In Israele è bufera dopo l’arresto di Yifat Tomer-Yerushalmi, ex procuratrice generale militare che aveva diffuso il video di un prigioniero palestinese torturato nel centro di detenzione di Sde Teiman. Il filmato, risalente al luglio 2024, mostrava cinque soldati riservisti mentre picchiavano, violentavano e accoltellavano un detenuto di Gaza bendato e immobilizzato. Le immagini avevano provocato indignazione internazionale e un durissimo commento del premier Benjamin Netanyahu, che parlò di “enormi danni all’immagine dello Stato e dell’esercito israeliano”.
Secondo la polizia, Tomer-Yerushalmi e l’ex procuratore capo Matan Solomosh avrebbero ostacolato l’indagine interna sulla fuga di notizie. L’ex procuratrice era scomparsa per alcune ore lasciando un biglietto d’addio, poi ritrovata su una spiaggia vicino a Tel Aviv. Il suo arresto ha riacceso il dibattito sulla trasparenza dell’apparato militare israeliano e sulle violazioni dei diritti dei prigionieri palestinesi.

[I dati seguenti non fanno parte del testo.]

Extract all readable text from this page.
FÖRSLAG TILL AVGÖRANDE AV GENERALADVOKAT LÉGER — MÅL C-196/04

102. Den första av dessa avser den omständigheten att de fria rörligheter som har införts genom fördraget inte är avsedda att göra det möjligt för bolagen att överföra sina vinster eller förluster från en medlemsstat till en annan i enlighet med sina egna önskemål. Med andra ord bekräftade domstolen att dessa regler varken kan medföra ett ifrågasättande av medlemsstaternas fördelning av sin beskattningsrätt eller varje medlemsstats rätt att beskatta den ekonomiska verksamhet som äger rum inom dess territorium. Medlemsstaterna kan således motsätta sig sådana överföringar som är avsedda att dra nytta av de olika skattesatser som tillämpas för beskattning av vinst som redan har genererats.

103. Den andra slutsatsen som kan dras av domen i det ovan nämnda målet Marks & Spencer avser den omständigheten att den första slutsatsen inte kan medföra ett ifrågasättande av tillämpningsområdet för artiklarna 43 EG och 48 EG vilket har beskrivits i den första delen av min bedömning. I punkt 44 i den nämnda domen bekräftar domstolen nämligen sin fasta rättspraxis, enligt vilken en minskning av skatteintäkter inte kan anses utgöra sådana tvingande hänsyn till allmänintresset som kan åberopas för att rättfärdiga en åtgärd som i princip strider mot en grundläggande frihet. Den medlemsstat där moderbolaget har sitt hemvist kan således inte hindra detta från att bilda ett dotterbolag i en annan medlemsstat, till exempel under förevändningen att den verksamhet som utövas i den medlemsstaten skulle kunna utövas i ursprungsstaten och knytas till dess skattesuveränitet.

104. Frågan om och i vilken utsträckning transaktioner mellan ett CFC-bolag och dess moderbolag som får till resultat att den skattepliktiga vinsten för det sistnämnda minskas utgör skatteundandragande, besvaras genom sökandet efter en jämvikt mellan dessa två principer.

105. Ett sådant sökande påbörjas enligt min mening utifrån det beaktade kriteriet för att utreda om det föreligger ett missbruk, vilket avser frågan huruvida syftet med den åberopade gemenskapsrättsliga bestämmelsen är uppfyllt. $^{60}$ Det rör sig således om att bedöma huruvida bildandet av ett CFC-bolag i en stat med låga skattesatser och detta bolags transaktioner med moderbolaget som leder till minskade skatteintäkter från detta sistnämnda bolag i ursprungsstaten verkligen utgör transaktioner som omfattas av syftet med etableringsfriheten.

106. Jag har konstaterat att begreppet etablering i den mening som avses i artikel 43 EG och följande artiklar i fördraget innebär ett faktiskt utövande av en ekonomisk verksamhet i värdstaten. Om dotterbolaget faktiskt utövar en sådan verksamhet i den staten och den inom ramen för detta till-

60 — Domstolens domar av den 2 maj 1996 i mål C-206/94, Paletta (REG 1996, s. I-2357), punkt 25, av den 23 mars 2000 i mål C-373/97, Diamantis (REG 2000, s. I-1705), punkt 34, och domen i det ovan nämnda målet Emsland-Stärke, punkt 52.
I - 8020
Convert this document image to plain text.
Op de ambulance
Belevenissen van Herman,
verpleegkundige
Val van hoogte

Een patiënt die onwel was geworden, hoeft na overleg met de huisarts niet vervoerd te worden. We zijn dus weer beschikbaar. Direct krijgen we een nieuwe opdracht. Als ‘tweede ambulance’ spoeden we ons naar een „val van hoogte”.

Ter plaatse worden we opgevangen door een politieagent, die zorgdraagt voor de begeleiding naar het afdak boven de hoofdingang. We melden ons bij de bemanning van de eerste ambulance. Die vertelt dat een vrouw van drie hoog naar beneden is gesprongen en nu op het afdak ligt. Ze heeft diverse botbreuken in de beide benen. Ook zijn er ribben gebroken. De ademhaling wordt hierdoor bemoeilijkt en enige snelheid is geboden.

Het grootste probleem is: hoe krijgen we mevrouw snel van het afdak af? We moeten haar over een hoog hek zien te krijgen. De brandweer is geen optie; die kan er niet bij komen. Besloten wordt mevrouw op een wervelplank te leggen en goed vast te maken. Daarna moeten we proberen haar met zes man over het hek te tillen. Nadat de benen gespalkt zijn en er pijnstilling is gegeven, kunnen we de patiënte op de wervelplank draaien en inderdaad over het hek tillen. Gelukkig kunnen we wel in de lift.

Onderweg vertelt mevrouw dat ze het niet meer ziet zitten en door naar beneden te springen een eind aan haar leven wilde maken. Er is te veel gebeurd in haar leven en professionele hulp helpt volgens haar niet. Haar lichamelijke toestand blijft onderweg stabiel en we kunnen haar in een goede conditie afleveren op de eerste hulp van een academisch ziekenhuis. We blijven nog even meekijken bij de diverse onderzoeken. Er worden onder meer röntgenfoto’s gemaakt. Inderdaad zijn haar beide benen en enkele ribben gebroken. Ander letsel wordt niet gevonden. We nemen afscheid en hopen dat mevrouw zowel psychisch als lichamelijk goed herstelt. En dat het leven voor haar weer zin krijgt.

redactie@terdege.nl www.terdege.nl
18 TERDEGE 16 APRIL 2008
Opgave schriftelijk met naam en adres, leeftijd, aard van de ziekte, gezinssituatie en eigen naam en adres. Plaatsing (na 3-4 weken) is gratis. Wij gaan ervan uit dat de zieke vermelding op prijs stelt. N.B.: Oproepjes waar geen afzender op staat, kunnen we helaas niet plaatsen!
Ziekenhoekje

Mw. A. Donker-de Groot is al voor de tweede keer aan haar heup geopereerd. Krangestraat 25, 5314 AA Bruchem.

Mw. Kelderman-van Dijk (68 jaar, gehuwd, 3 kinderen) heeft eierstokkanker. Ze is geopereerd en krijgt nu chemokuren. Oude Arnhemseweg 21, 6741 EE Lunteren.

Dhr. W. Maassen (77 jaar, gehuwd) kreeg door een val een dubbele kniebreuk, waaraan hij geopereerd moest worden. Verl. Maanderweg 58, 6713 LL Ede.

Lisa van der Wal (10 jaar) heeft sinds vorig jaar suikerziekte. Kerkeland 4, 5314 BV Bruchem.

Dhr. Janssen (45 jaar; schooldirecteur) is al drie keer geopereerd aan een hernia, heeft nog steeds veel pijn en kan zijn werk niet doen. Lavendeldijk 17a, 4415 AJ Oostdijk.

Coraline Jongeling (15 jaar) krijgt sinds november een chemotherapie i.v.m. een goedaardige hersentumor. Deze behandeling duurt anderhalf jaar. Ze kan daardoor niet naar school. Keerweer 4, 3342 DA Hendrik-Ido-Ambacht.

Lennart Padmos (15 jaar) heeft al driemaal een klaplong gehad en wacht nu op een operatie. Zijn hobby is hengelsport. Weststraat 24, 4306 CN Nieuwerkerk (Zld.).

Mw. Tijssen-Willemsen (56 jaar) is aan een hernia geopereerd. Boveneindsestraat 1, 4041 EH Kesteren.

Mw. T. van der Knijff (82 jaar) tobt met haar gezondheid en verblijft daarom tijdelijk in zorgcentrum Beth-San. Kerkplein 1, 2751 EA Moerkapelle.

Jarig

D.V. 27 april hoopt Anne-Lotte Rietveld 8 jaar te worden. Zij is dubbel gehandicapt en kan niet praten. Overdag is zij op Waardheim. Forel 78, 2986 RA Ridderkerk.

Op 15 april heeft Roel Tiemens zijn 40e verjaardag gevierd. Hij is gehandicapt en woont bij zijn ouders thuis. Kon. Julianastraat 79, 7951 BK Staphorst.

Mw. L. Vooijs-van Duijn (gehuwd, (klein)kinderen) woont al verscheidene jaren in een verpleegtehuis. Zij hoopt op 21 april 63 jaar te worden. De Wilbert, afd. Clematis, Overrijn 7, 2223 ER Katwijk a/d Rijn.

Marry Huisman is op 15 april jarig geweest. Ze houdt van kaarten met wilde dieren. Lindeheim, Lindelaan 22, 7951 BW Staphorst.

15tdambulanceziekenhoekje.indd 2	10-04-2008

Nel frattempo, la Società dei prigionieri palestinesi ha annunciato la morte in custodia di Mohammed Hussein Ghawadra, sessantatreenne di Burqin, arrestato nell’agosto 2024. L’uomo, affetto da malattie croniche, sarebbe stato privato delle cure mediche. Secondo l’organizzazione, è l’ottantunesimo detenuto palestinese morto nelle carceri israeliane dall’inizio della guerra a Gaza.
Il conflitto
Sul fronte del conflitto, Hamas ha riconsegnato a Israele i corpi di tre ostaggi: il tenente colonnello Asaf Hamami, il capitano Omer Neutra e il sergente Oz Daniel. Le autorità israeliane hanno espresso cordoglio e ribadito l’impegno a recuperare le spoglie degli altri otto ostaggi ancora dispersi.
Le tensioni restano alte anche sul piano politico. Netanyahu ha confermato il sostegno al disegno di legge che introduce la pena di morte per i terroristi, dopo essersi a lungo opposto durante le trattative sugli ostaggi. Il premier continua inoltre a subire critiche interne e internazionali per la gestione della guerra e per i nuovi raid seguiti al cessate il fuoco, condannati dal presidente turco Erdogan.
Dal fronte americano, Donald Trump ha escluso qualsiasi pressione su Israele per il riconoscimento dello Stato palestinese, elogiando Netanyahu come “un primo ministro in tempo di guerra, dotato di grande talento e determinazione”. Lo stesso Trump ha lasciato intendere che il presidente siriano Bashar al-Assad potrebbe essere presto invitato alla Casa Bianca, segnale di un possibile riassetto delle alleanze regionali.